With recreational dosages, stimulants and dissociatives can induce synergistic manic states sometimes, particularly if the dosage of one or both is pushed too high.

ebola

 

[doppelgänger1]

Since when is MPH considered to be neurotoxic?

 

[ebola?]

since this study: https://www.ncbi.nlm.nih.gov/pmc/articles/PMC3312333/?tool=pubmed, though the robustness of toxicity is reduced in comparison with amphetamine.

ebola

 

[BallsStapledToLeg]

You might want to do some reading on synaptic vs extrasynaptic NMDA receptors, in as many words synaptic NMDA stimulation=prosurvival and extrasynaptic NMDA stimulation=cell death.

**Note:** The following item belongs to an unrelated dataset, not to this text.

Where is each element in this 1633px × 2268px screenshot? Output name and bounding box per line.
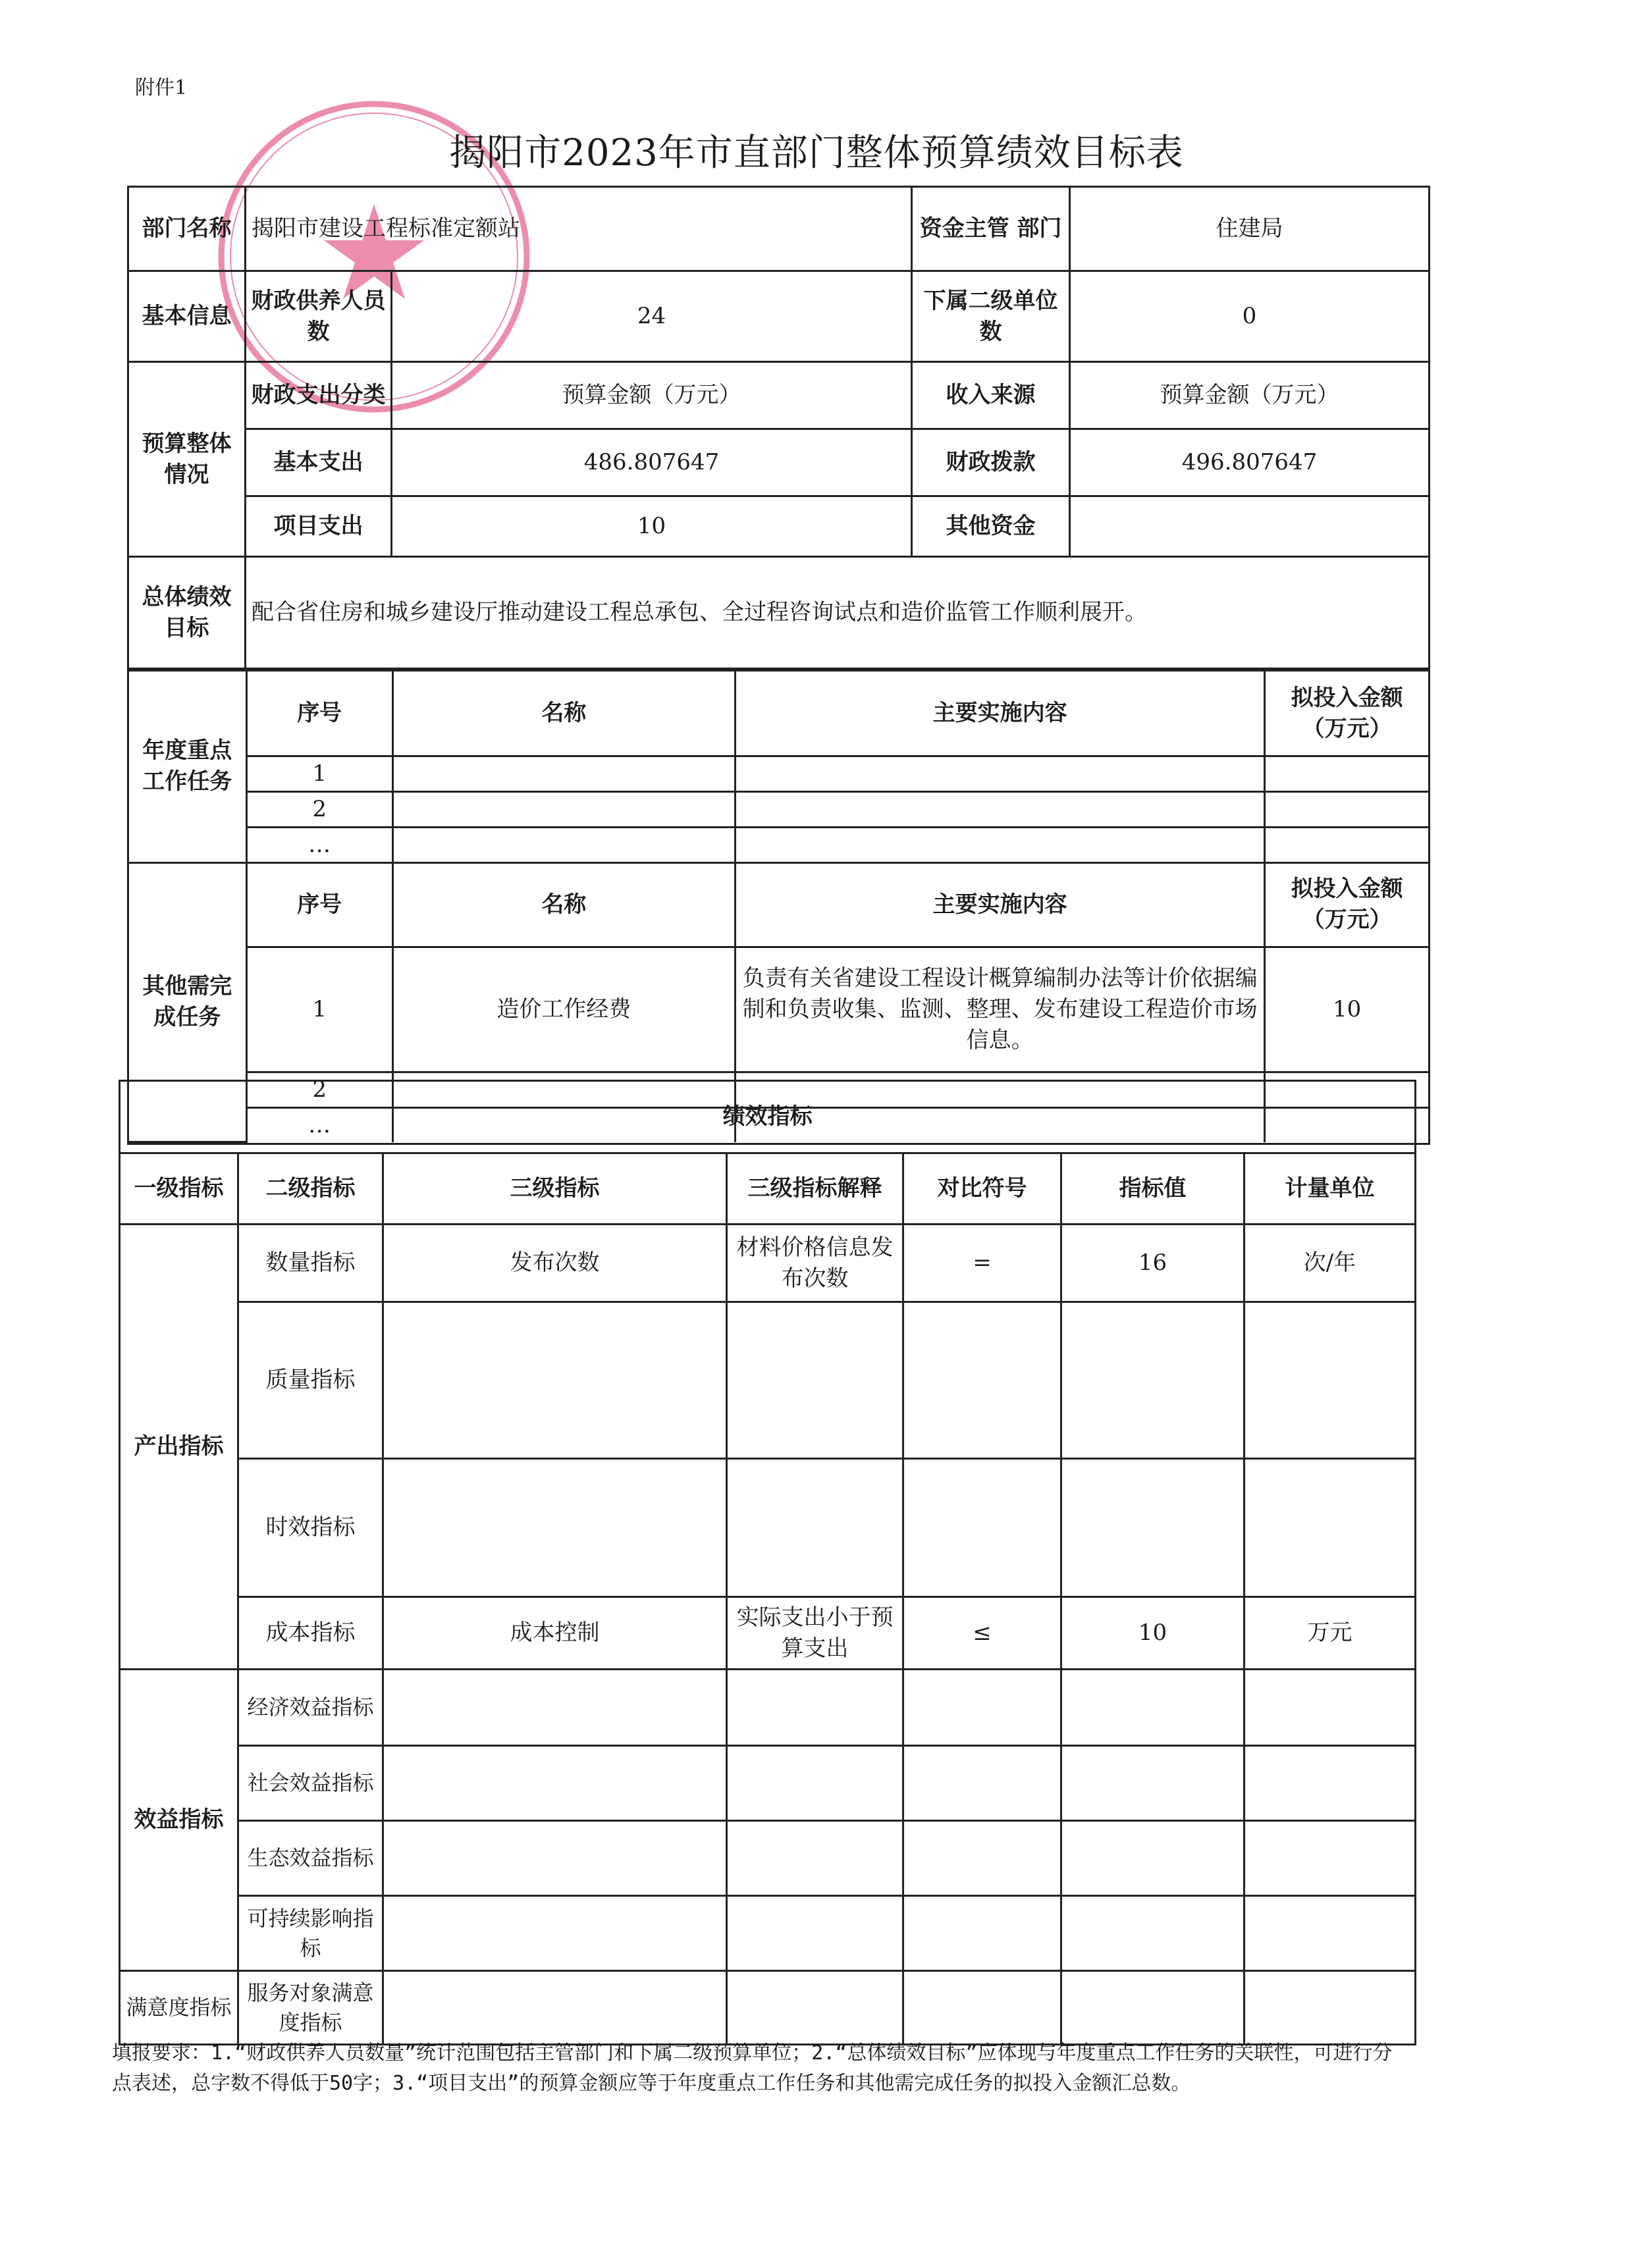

Interestingly a lot of drugs we would not classically consider NMDA ligands tend to modulate the differential activation of these receptors.

http://www.ncbi.nlm.nih.gov/pubmed/22204320
http://www.ncbi.nlm.nih.gov/pubmed/23089362

 

[Lightning-Nl]

Whoever made that a separate thread - thank you. @thread What are other possible side-effects of this combination? (besides possible cardiovascular issues?)

 

[sekio]

Just DXM and amphetamine? There's lots of stimulants, and lots of NMDA antagonists with varying interaction profiles.

The only thing I can think of is that if you are prone to, ahem, euphoriant-style dosing regimens, adding what are traditionally considered 'crazy drugs' to your stimulant isn't going to do your psyche any good. Especially, say, MXE plus amphetamine... good way to end up institutionalized if you don't keep doses on lockdown.

 

[Lightning-Nl]

Just DXM and amphetamine? There's lots of stimulants, and lots of NMDA antagonists with varying interaction profiles.

The only thing I can think of is that if you are prone to, ahem, euphoriant-style dosing regimens, adding what are traditionally considered 'crazy drugs' to your stimulant isn't going to do your psyche any good. Especially, say, MXE plus amphetamine... good way to end up institutionalized if you don't keep doses on lockdown.

I'm assuming that includes plugging of therapeutic dosages? Because I never go above 40 milligrams of AMPS a day, but the way I administer it varies. Also, it's interesting that you say that because since I've started plugging amphetamine - I've noticed a big increase in hallucinations. Especially when I take the DXM at the end of the day (the DXM dose is never over 60 milligrams), I have near, full-fledged, visual hallucinations. Only very slight, very minor auditory hallucinations - but the visual stuff is definitely getting worse.

I'm glad you brought that up because I've actually been worried about it TBH. As it is, right now, I'm having strong visual hallucinations every day. I've been able to ignore it successfully, and since I haven't noticed any other symptoms of psychosis going on (eg. paranoia, thought distortions, etc.) I've let it slide - which again, makes me glad that you brought this up because I really should address this.

Anyways, what's your take on what I just said?

 

[sekio]

Uh... stop taking amphetamine, DXM and most other monoaminergics before you either have a psychotic break, cardiac arrest, or stroke. You need serious medication adjustment if you have regular hallucinations, it shouldn't be something you just brush off.

 

[Lightning-Nl]

I was gonna argue with you. Try to justify everything, and say that it's okay. But you're right. Fortunately my hallucinations atm are just (mainly) shadow people, and illusions of faces (seeing human faces everywhere and in everything). The human faces thing I've actually had my whole life, however, this med regiment has made it a lot worse.

Anyways, I'll stop plugging, and stop the DXM and see how that alters my symptoms. Because, this only really stared when I started plugging amps.